Perhaps no national team member has a more important decision to make than Stuart Holden. A move from the MLS to Europe so close to the World Cup is a tricky proposition. He can feel confident he's done enough to warrant inclusion in Bradley's June roster, but he'll need regular run from now until then if he's to force himself into Bradley's starting 11. He has a lot at stake and a move overseas right now is certainly ambitious. But he also seems to have plenty of good options, and at 24 years old and entering the prime of his career, that's not a bad dilemma to have.

Speaking of options, they seem to be what Eddie Johnson and Freddy Adu are running out of. Their loan to Greek club Aris feels more like an exile, a move motivated more by desperation than an attempt to secure their long-term future. But the past couple of years have treated neither player kindly and a guarantee of regular minutes might be the best they can hope for. As it stands, they're likely on the outside looking in on Bradley's World Cup roster.

While these are some of the many developing subplots to keep an eye on from here to June, perhaps the most intriguing storyline is not one involving fringe players looking for a late push or established players on the move. It involves players so obviously entrenched in the national team side you might forget that they too are facing pivotal moments in their careers.

I'm talking of course about Landon Donovan and Clint Dempsey. I exclude Tim Howard from this discussion because it's rather implausible to think he's going to suffer a major dip in form in the next six months. He offers the best quality a goalkeeper can provide: an excellence that's so consistent it borders on boring.

If recent performances are any indication, Dempsey and Donovan are primed to make major strides in the coming months. Donovan was impressive in his Everton debut, assisting on the opening goal and causing fits for Arsenal's left back Armand Traore in a 2-2 draw. That he was included in the starting 11 with so little preparation time against a team that had previously beaten Everton 6-1 shows the confidence Everton coach David Moyes has in Donovan's ability.
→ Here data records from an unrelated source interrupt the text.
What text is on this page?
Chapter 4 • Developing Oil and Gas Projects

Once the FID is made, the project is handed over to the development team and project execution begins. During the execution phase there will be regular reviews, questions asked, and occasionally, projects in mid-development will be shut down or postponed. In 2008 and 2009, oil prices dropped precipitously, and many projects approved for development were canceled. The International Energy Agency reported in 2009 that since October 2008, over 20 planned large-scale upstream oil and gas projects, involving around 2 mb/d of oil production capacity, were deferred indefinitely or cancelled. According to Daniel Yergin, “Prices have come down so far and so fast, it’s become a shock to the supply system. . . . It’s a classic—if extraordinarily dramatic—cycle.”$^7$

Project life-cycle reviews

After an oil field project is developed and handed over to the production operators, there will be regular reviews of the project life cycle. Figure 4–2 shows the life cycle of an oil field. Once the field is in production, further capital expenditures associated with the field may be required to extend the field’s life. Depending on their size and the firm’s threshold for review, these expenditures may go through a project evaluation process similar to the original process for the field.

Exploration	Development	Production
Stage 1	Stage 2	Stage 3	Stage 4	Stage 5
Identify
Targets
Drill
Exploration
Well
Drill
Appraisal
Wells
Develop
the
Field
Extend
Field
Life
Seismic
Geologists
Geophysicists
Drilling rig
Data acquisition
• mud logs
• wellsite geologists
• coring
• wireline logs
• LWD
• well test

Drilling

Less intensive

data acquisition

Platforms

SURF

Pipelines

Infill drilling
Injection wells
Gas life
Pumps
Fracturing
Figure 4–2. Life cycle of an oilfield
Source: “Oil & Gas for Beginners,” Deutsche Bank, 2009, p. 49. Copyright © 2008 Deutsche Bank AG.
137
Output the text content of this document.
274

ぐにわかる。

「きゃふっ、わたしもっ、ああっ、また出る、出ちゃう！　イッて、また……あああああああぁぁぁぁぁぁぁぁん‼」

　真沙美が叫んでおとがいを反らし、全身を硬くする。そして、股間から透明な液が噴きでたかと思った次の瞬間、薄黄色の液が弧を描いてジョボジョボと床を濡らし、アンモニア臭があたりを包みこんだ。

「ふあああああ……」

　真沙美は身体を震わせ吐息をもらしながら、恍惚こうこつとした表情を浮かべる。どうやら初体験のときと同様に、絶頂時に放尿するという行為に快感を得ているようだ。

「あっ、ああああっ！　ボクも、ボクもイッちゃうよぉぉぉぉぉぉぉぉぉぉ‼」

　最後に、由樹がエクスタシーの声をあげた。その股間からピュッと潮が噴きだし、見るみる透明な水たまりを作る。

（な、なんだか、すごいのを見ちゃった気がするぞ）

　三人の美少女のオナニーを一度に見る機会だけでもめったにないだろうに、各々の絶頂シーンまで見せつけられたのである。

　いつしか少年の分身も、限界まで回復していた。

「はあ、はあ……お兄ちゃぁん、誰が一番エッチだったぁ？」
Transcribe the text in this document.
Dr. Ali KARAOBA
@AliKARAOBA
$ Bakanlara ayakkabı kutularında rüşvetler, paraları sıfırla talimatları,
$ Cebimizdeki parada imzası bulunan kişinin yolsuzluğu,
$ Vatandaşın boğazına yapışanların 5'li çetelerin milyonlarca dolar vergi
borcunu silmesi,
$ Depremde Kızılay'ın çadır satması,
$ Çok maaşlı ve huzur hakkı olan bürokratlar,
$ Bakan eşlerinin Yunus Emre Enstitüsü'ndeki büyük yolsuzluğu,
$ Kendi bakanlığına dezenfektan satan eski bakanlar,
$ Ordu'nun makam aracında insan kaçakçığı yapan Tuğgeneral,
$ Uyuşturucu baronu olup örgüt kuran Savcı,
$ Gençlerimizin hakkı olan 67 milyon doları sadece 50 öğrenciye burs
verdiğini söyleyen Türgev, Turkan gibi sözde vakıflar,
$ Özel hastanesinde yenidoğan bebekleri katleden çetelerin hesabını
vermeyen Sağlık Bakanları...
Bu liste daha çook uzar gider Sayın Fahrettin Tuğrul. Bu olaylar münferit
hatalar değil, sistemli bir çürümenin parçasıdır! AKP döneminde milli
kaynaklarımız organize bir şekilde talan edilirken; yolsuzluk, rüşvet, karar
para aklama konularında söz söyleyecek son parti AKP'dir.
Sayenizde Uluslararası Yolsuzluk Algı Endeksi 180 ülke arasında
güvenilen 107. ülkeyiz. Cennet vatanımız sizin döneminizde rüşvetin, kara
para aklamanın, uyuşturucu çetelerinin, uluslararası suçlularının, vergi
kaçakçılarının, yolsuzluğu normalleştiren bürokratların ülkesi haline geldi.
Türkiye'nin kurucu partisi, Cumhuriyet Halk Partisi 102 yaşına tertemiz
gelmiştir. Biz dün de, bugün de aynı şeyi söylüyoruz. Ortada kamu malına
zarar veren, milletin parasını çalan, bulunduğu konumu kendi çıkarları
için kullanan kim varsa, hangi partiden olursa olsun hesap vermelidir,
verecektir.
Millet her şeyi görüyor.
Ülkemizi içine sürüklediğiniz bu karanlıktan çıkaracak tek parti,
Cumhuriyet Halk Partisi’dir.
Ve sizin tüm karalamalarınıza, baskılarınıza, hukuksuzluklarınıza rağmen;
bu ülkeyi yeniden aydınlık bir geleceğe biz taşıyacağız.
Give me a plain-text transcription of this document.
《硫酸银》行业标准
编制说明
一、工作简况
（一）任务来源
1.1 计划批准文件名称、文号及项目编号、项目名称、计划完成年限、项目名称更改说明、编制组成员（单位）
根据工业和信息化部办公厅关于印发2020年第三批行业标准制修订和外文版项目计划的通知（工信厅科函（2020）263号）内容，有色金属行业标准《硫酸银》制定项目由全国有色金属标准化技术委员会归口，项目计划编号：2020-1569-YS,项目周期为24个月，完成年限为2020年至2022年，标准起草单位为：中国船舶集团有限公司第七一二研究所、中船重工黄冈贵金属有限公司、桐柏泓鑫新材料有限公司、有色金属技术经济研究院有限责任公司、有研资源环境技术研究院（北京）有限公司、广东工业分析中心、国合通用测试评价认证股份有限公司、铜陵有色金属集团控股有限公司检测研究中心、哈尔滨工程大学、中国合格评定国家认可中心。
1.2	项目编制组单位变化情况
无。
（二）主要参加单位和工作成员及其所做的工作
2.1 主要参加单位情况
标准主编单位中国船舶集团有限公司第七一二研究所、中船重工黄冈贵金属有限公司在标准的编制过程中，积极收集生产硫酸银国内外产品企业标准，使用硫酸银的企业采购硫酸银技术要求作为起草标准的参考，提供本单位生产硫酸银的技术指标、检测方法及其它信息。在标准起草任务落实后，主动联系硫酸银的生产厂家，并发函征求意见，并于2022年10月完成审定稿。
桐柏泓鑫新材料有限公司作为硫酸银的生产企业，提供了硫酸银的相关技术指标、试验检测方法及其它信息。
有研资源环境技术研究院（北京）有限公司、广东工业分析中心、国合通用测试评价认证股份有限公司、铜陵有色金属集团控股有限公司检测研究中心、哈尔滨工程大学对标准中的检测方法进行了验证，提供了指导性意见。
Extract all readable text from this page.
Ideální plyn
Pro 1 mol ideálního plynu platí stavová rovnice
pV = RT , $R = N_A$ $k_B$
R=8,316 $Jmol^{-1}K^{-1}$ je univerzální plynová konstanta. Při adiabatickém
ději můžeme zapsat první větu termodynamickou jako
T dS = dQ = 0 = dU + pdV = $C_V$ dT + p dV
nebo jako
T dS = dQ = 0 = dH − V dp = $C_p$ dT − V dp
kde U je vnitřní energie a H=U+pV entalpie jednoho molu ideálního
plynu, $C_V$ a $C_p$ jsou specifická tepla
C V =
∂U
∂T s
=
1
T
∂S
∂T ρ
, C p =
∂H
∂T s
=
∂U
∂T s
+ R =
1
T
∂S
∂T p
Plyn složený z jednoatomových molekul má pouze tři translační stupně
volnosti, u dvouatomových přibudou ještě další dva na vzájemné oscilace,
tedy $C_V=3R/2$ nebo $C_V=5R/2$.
Dempsey, meanwhile, has not only cemented himself in Fulham's starting 11, he's become perhaps its most important player. Tied with Bobby Zamora as the team's leading scorer with six goals, he's at the forefront of much of Fulham's attacking movement. And if his wonder goal against Stoke is any indication, he's developing an appetite for goals that might cause Bradley to rethink his role in the national team side.

In the coming months, it's natural to focus on how the bottom of the national team side will shape up and what players will play their way into a trip to South Africa. But we should keep in mind that it's still the cream of the crop that will determine the U.S. team's fortunes in June. The two best American players are playing and performing well for competitive English sides. The strides they make and the progress they bring to South Africa could be the most interesting development for the national team in the months leading up the World Cup.